The major downside surprise in Hungary's consumer inflation data for May has shifted the inflation profile for the second half of this year lower, widening the scope for monetary easing, but the central bank is likely to wait for a new IMF/EU deal before embarking on a rate cutting cycle, London-based emerging markets anlysts said after much lower-than-expected CPI figures for May had been released on Tuesday.

Year-on-year headline inflation rose 5.3% last month after a 5.7% print in April. Most London-based economists in an Econews survey had expected inflation to accelerate slightly in May, typically forecasting a 5.8% rise, and even those who saw CPI slowing down went only as far as predicting a 5.6% year-on-year rate.

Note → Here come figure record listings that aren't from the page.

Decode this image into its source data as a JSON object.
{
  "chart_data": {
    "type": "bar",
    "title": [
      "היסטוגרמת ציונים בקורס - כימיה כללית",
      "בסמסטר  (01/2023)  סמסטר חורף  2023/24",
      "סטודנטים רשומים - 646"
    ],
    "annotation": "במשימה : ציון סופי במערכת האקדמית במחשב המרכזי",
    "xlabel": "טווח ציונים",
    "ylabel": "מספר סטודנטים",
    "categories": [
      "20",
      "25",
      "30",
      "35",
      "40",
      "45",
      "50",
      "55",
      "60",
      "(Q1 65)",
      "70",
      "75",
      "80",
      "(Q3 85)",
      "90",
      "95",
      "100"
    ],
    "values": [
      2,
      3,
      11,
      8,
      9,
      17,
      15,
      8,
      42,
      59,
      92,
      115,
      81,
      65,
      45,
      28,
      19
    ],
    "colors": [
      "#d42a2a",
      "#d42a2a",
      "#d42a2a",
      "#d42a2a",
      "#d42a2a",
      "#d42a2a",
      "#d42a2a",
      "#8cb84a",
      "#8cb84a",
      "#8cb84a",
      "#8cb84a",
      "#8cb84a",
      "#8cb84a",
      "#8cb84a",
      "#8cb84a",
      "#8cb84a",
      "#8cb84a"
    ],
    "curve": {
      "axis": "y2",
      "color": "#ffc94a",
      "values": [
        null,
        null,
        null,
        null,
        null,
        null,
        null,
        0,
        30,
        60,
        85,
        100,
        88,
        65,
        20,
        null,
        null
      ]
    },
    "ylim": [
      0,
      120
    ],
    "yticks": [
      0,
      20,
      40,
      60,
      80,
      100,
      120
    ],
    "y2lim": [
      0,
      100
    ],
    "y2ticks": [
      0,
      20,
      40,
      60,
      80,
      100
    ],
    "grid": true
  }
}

Analysts at JP Morgan in London said after Tuesday's data release that their 2012 average CPI forecast has now moved down to 5.6% from 5.9% previously.  "We expect inflation to fall further, to around 3.5% next year as the VAT hike falls out of the index, although several new taxes coming into effect in 2H/2012 will provide some offset".
After the May CPI data, 2Q/2012 inflation is tracking about two tenths below the MNB's March inflation projection, although the full-year figure should be broadly in line with their 5.6% forecast.
"We think that the benign structure of inflation ... increases the chances of MNB rate cuts this year ... We maintain our call for 100bp in cumulative cuts by end-1Q/2013".
"We still think the M% will wait to see a sustained decline in risk premia on HUF assets before cutting rates, which is unlikely to materialize before an IMF/EU deal is concluded, probably not before September-October", JP Morgan's London-based economists said.
Analysts at HSBC, a major global banking group, said the seasonality of food prices will be the key factor influencing headline inflation in the coming months.
"We assume somewhat higher month-on-month food prices inflation than in 2011 that should push the headline inflation higher to 5.5%-5.6% in the summer months". But this increase could be offset by falling fuel prices in the last quarter of the year and "we forecast CPI to decline towards 5% year-on-year by the end of 2012".
In 2013 the impact of a 2pp VAT increase this year will fade away but new taxes, including on telecommunication services, are still likely to keep the headline inflation above the 3% central bank target.
This year the monetary policy outlook will be determined by the risk premium on Hungarian assets rather than inflation, elevated by one-off factors. However, inflation path will be important for the overall room for a potential monetary stimulus next year, provided the risk premium declines, HSBC's London-based analysts said.